Steven Spielberg (76) received a special honor. The director was awarded the Honorary Golden Bear for his life’s work at the Berlinale on Tuesday evening (February 21). U2 frontman Bono (62) took over the laudatory speech and presented him with the award. “Tonight Steven Spielberg receives the Golden Bear for the right reasons,” said the musician on stage, according to “Deadline”. “But his life’s work is not just his work. It’s his life, his family.”
“I’m a little disturbed when I’m told that I’ve lived a lifetime because I’m not done and I want to keep working,” Spielberg said in his lifetime achievement award speech. “I want to keep learning and exploring and scaring myself to death and scaring you to death. I have to go back to some of those earlier scary movies, but that’s another story.”

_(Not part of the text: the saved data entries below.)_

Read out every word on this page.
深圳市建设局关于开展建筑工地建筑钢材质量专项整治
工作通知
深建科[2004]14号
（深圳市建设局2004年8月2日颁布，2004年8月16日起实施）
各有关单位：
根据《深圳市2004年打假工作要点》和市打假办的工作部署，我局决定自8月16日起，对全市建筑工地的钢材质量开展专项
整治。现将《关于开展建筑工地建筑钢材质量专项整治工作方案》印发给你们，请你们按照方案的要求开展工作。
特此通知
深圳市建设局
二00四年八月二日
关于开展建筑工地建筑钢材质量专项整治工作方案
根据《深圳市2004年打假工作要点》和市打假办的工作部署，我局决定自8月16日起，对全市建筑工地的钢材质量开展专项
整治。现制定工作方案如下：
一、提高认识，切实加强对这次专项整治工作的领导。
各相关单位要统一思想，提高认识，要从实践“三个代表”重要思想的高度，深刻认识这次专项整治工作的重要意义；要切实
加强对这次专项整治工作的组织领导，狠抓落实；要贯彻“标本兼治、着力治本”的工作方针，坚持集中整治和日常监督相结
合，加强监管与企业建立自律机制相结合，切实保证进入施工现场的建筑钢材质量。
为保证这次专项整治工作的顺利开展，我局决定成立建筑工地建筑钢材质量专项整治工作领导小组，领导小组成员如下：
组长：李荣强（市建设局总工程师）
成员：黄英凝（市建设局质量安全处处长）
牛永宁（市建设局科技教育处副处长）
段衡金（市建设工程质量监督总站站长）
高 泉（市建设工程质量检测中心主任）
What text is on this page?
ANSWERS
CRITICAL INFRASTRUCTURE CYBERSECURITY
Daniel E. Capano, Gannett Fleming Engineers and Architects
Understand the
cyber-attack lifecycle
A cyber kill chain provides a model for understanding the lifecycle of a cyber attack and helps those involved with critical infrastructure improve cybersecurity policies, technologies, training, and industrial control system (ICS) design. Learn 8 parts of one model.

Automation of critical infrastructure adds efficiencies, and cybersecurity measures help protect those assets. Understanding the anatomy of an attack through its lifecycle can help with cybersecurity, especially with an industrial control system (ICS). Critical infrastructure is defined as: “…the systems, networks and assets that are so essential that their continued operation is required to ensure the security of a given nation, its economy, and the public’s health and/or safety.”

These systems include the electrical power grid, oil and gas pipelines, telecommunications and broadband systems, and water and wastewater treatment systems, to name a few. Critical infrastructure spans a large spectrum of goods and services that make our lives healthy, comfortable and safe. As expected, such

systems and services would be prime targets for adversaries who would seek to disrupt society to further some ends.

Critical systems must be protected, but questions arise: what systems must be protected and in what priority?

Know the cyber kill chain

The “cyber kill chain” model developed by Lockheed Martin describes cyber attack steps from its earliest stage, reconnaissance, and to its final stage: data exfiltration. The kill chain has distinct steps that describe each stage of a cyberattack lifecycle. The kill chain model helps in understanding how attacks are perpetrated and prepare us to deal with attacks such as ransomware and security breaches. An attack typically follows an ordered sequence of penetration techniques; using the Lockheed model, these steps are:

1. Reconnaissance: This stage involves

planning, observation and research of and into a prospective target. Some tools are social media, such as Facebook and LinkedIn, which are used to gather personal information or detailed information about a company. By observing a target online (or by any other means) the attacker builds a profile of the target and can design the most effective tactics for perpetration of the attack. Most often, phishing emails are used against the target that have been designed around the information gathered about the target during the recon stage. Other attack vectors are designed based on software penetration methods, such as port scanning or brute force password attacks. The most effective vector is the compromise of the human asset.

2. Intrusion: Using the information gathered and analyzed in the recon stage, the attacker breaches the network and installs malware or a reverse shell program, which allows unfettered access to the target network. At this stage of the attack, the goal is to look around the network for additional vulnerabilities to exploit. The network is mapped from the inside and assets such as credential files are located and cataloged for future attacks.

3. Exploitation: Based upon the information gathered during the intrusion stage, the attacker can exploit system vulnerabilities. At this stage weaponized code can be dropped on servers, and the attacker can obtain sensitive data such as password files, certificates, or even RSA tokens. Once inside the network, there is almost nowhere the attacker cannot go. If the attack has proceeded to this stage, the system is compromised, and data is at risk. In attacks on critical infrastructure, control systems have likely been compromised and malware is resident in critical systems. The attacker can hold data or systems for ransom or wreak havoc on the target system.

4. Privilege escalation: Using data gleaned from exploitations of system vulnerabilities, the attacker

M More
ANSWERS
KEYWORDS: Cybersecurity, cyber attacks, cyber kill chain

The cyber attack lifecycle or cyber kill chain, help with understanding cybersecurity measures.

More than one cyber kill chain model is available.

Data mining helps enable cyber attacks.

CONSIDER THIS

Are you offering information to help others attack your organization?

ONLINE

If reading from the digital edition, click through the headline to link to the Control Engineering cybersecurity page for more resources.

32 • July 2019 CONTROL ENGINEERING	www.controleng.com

As long as he enjoys his work and his audience can find happiness and other human values in his films, he won’t stop, the director, producer and screenwriter said. The honor has a very special meaning for him, “because I’m a Jewish director. I want to believe that this is a small moment and a much larger, ongoing effort to heal the broken places in history.”
Spielberg appeared on the red carpet before the honorary bear was awarded and was then greeted with standing ovations lasting several minutes in the Berlinale Palast. He entered the hall accompanied by his wife Kate Capshaw (69).
Spielberg also presented his partially autobiographical work The Fabelmans at the Berlinale. The work is loosely based on Spielberg’s childhood. It’s about Sammy Fabelman (Gabriel LaBelle, 20), who grows up in post-war Arizona and gets the idea of becoming a film director after a spectacular train accident.
“The Fabelmans” has been nominated for seven Oscars and will be released in German cinemas on March 9th.